GDES-360 spring 2021 / David Ramos, American University Design

Encoding data

We’ll start by exploring ways of encoding data in visual form. For this first project, represent 72 hours of weather observations from Washington/Reagan National Airport (KDCA), as a graphic.

Come up with two systems for picturing the data:

  1. A system that is as clear as possible.
  2. A system that is more expressive, but might not read as reliably.

This method of developing more than one approach—prompting you to make one version that works well and another that is more daring—will reappear over the semester.

There are conventions and widely recognized techniques for encoding data. We will look at them, in time. You can look at some of the systems for graphically representing weather, quite clever and fascinating ones, if you would like, but the main lessons for this project come from creating your own.

snow on clapboard

"[Untitled] (Snow on Clapboard)," by Consuelo Kanaga. Image: Brooklyn Museum, CC BY (original).

Specifications

Format: Present this on paper. For reading distance, assume that the graphic might be laid out on a table or posted on a wall. Do have this printed before class if at all possible.

Size: Each graphic can occupy up to 50 square inches. (A 1×50 in. graphic would work. So would a 5×10 in. graphic. Or a 3×3 in, though that would be a particular challenge.) Your two systems can be different sizes.

Color: Your choice. Personally, I’d find black and white easiest.

Production method: Your choice. Consider doing this by hand, at least for sketching out ideas and possibly for the final piece. (Tip: you can draw this at a larger size, then scale down the visualization to final size by scanning or photocopying.)

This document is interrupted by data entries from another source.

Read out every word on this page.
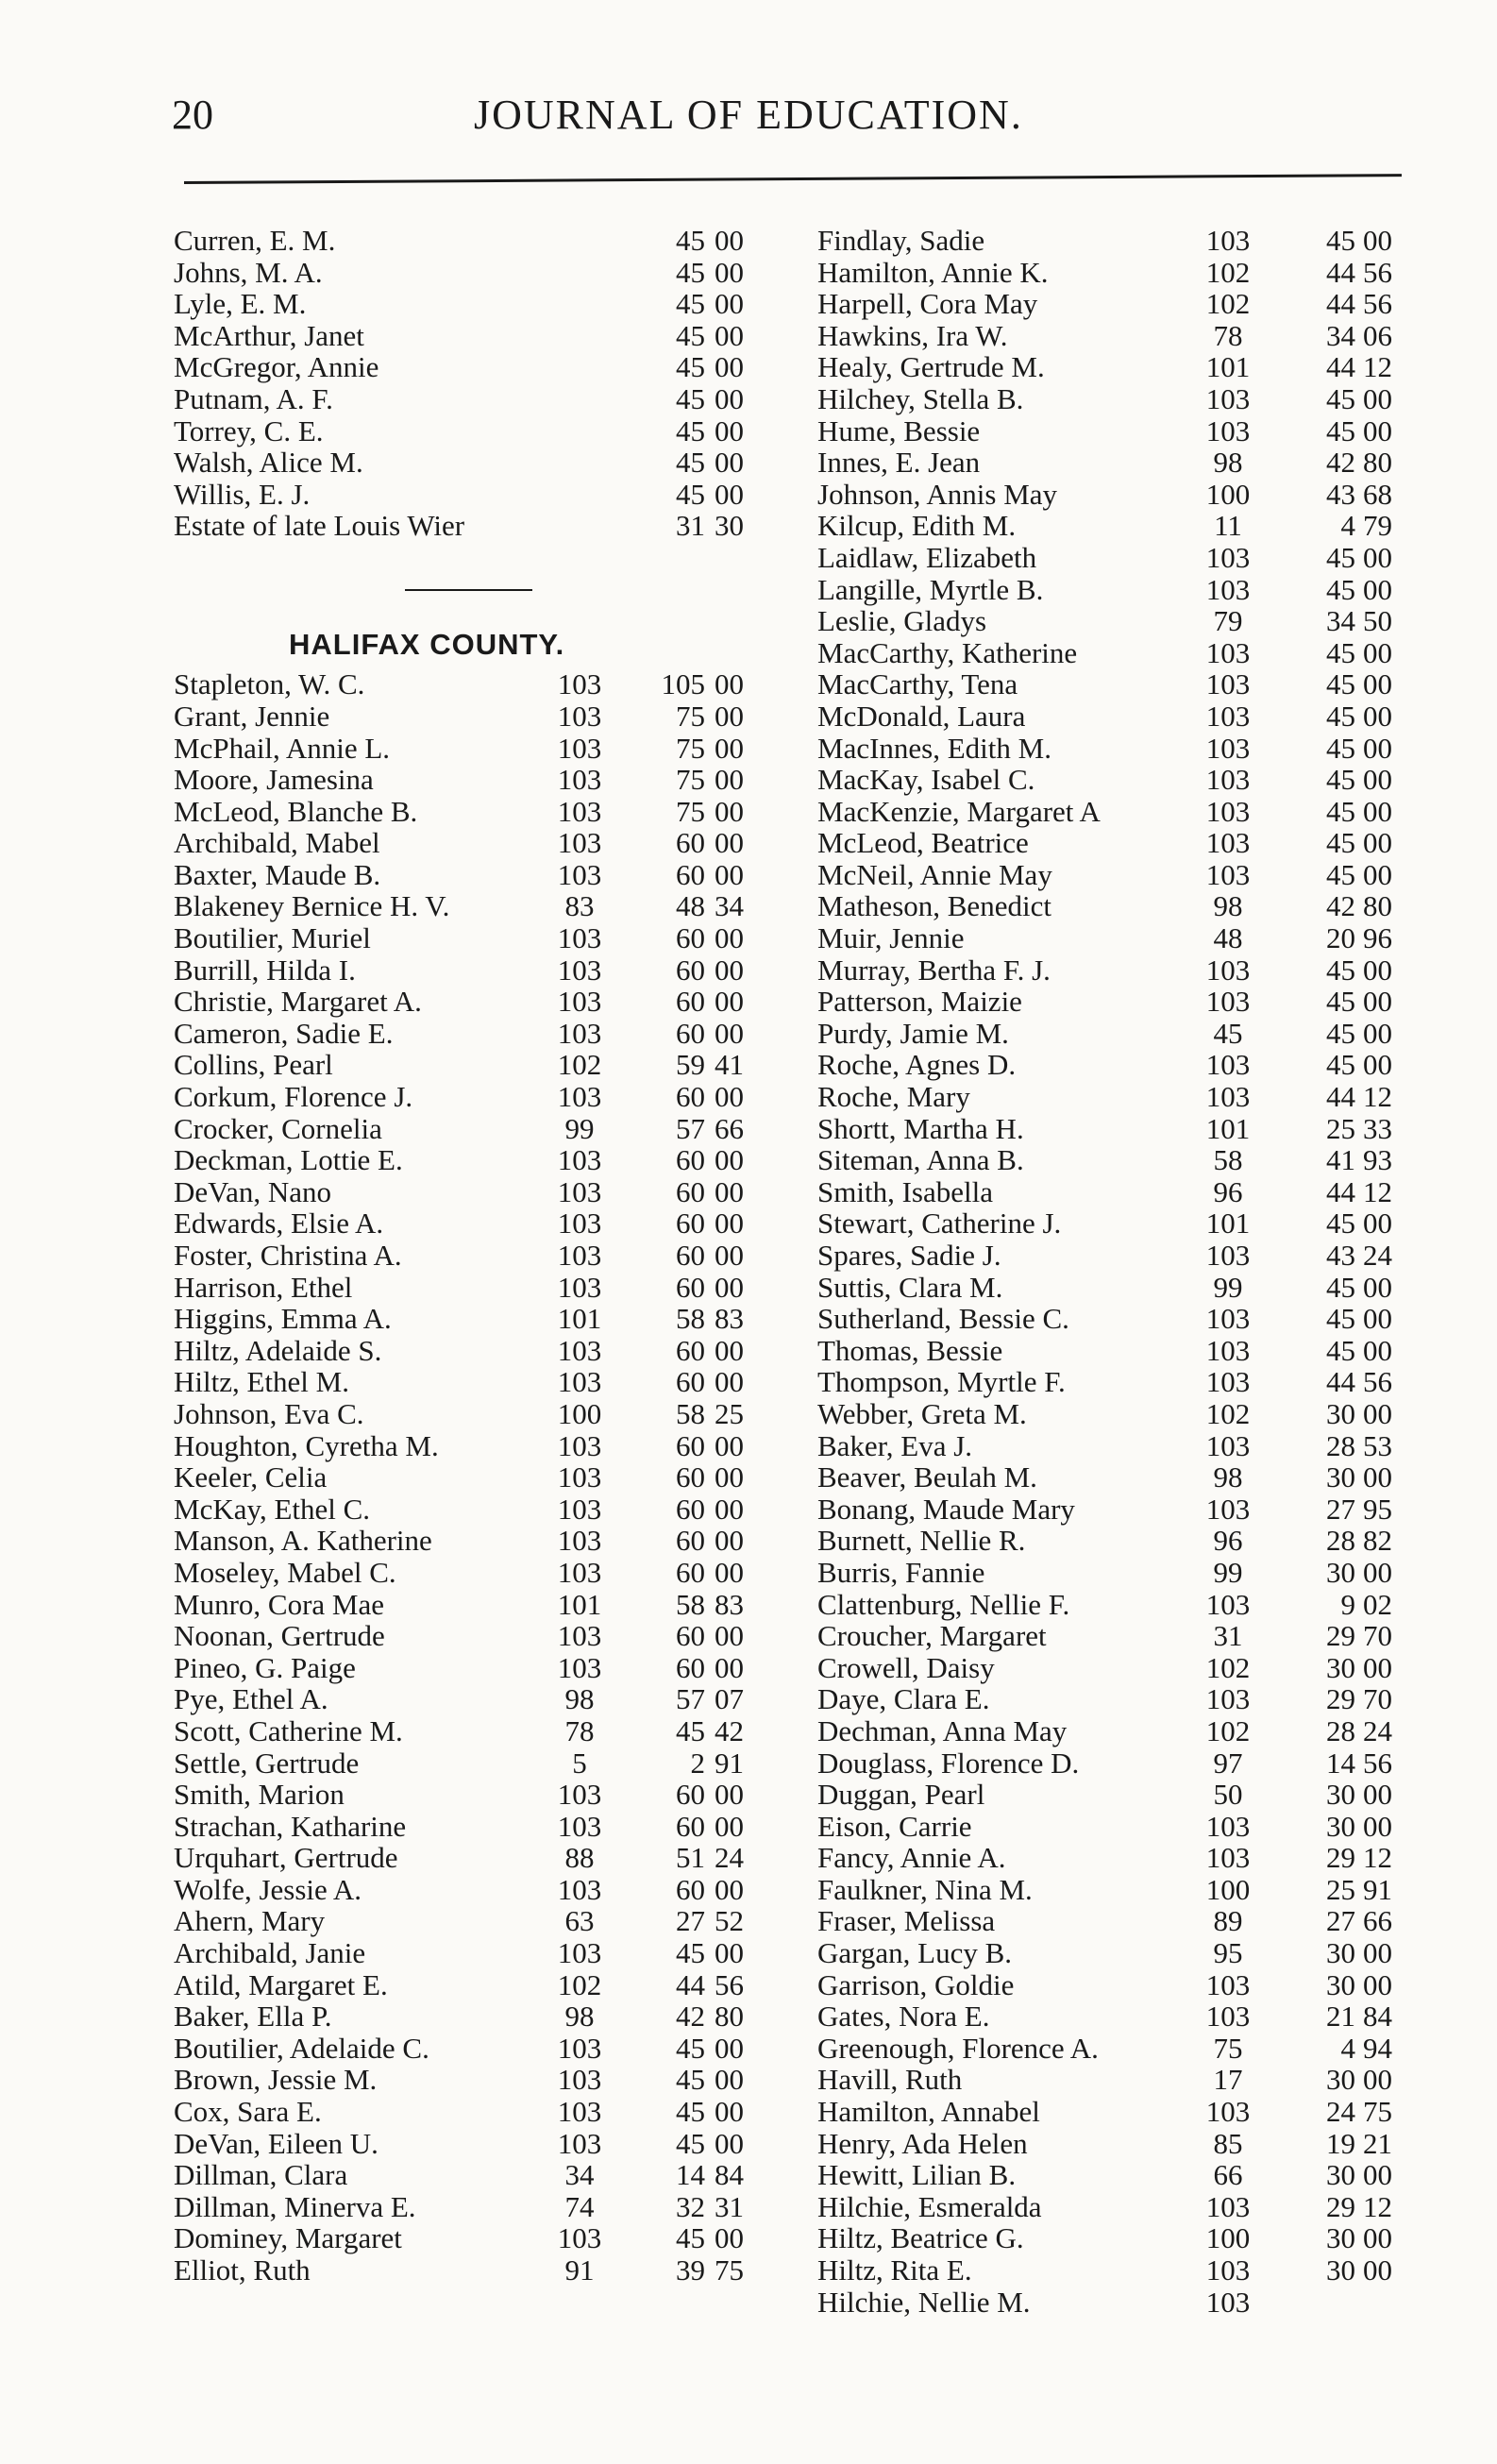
20	JOURNAL OF EDUCATION.
Curren, E. M.	45 00
Johns, M. A.	45 00
Lyle, E. M.	45 00
McArthur, Janet	45 00
McGregor, Annie	45 00
Putnam, A. F.	45 00
Torrey, C. E.	45 00
Walsh, Alice M.	45 00
Willis, E. J.	45 00
Estate of late Louis Wier	31 30
HALIFAX COUNTY.
Stapleton, W. C.	103	105 00
Grant, Jennie	103	75 00
McPhail, Annie L.	103	75 00
Moore, Jamesina	103	75 00
McLeod, Blanche B.	103	75 00
Archibald, Mabel	103	60 00
Baxter, Maude B.	103	60 00
Blakeney Bernice H. V.	83	48 34
Boutilier, Muriel	103	60 00
Burrill, Hilda I.	103	60 00
Christie, Margaret A.	103	60 00
Cameron, Sadie E.	103	60 00
Collins, Pearl	102	59 41
Corkum, Florence J.	103	60 00
Crocker, Cornelia	99	57 66
Deckman, Lottie E.	103	60 00
DeVan, Nano	103	60 00
Edwards, Elsie A.	103	60 00
Foster, Christina A.	103	60 00
Harrison, Ethel	103	60 00
Higgins, Emma A.	101	58 83
Hiltz, Adelaide S.	103	60 00
Hiltz, Ethel M.	103	60 00
Johnson, Eva C.	100	58 25
Houghton, Cyretha M.	103	60 00
Keeler, Celia	103	60 00
McKay, Ethel C.	103	60 00
Manson, A. Katherine	103	60 00
Moseley, Mabel C.	103	60 00
Munro, Cora Mae	101	58 83
Noonan, Gertrude	103	60 00
Pineo, G. Paige	103	60 00
Pye, Ethel A.	98	57 07
Scott, Catherine M.	78	45 42
Settle, Gertrude	5	2 91
Smith, Marion	103	60 00
Strachan, Katharine	103	60 00
Urquhart, Gertrude	88	51 24
Wolfe, Jessie A.	103	60 00
Ahern, Mary	63	27 52
Archibald, Janie	103	45 00
Atild, Margaret E.	102	44 56
Baker, Ella P.	98	42 80
Boutilier, Adelaide C.	103	45 00
Brown, Jessie M.	103	45 00
Cox, Sara E.	103	45 00
DeVan, Eileen U.	103	45 00
Dillman, Clara	34	14 84
Dillman, Minerva E.	74	32 31
Dominey, Margaret	103	45 00
Elliot, Ruth	91	39 75
Findlay, Sadie	103	45 00
Hamilton, Annie K.	102	44 56
Harpell, Cora May	102	44 56
Hawkins, Ira W.	78	34 06
Healy, Gertrude M.	101	44 12
Hilchey, Stella B.	103	45 00
Hume, Bessie	103	45 00
Innes, E. Jean	98	42 80
Johnson, Annis May	100	43 68
Kilcup, Edith M.	11	4 79
Laidlaw, Elizabeth	103	45 00
Langille, Myrtle B.	103	45 00
Leslie, Gladys	79	34 50
MacCarthy, Katherine	103	45 00
MacCarthy, Tena	103	45 00
McDonald, Laura	103	45 00
MacInnes, Edith M.	103	45 00
MacKay, Isabel C.	103	45 00
MacKenzie, Margaret A	103	45 00
McLeod, Beatrice	103	45 00
McNeil, Annie May	103	45 00
Matheson, Benedict	98	42 80
Muir, Jennie	48	20 96
Murray, Bertha F. J.	103	45 00
Patterson, Maizie	103	45 00
Purdy, Jamie M.	45	45 00
Roche, Agnes D.	103	45 00
Roche, Mary	103	44 12
Shortt, Martha H.	101	25 33
Siteman, Anna B.	58	41 93
Smith, Isabella	96	44 12
Stewart, Catherine J.	101	45 00
Spares, Sadie J.	103	43 24
Suttis, Clara M.	99	45 00
Sutherland, Bessie C.	103	45 00
Thomas, Bessie	103	45 00
Thompson, Myrtle F.	103	44 56
Webber, Greta M.	102	30 00
Baker, Eva J.	103	28 53
Beaver, Beulah M.	98	30 00
Bonang, Maude Mary	103	27 95
Burnett, Nellie R.	96	28 82
Burris, Fannie	99	30 00
Clattenburg, Nellie F.	103	9 02
Croucher, Margaret	31	29 70
Crowell, Daisy	102	30 00
Daye, Clara E.	103	29 70
Dechman, Anna May	102	28 24
Douglass, Florence D.	97	14 56
Duggan, Pearl	50	30 00
Eison, Carrie	103	30 00
Fancy, Annie A.	103	29 12
Faulkner, Nina M.	100	25 91
Fraser, Melissa	89	27 66
Gargan, Lucy B.	95	30 00
Garrison, Goldie	103	30 00
Gates, Nora E.	103	21 84
Greenough, Florence A.	75	4 94
Havill, Ruth	17	30 00
Hamilton, Annabel	103	24 75
Henry, Ada Helen	85	19 21
Hewitt, Lilian B.	66	30 00
Hilchie, Esmeralda	103	29 12
Hiltz, Beatrice G.	100	30 00
Hiltz, Rita E.	103	30 00
Hilchie, Nellie M.	103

You should almost certainly provide some text labels, and you can choose to include a key.

Design for an audience of high-school educated adults who do not work with weather data, but are curious.

Your data!

Washington/Reagan National Airport (KDCA) data are available through the National Oceanic and Atmospheric Administration/National Weather Service websites. You can work with the most recent 72 hours of data, if you like, but save the file because the data are continuously changing.

We might get a storm over the weekend, but if you’d prefer a little guaranteed drama, you can work with data that I saved at 9:53 a.m. on Wednesday, (ZIP archive w. PDF and HTML) catching the snow.

Choices and explanations

The three-day data include 72 hourly observations. You might present all 72, or you could look at every two, three, four, or six hours.

There are headings for over a dozen variables. Choose three. The “weather” and “sky conditions” columns contain non-numerical data, but you can absolutely choose to work with them. You can also choose to show trends in variables.

Sky condition is the cloud coverage, in METAR code. The entry BKN050 means broken clouds at 5,000 feet. For translating METAR, see an explanation archived from Weather Underground) or the Wikipedia article.

The data include entries for date and time. They don’t count toward your three variables. You’re going to be presenting data at regular intervals. Try to find a solution that doesn’t require repeating the time across the entire visualization.

We’re working with a particular 72 hours, but ideally, the system could cope with a whole range of data.

Your big choice, of course, is how to encode these data. It’ll be exciting to see what you come up with.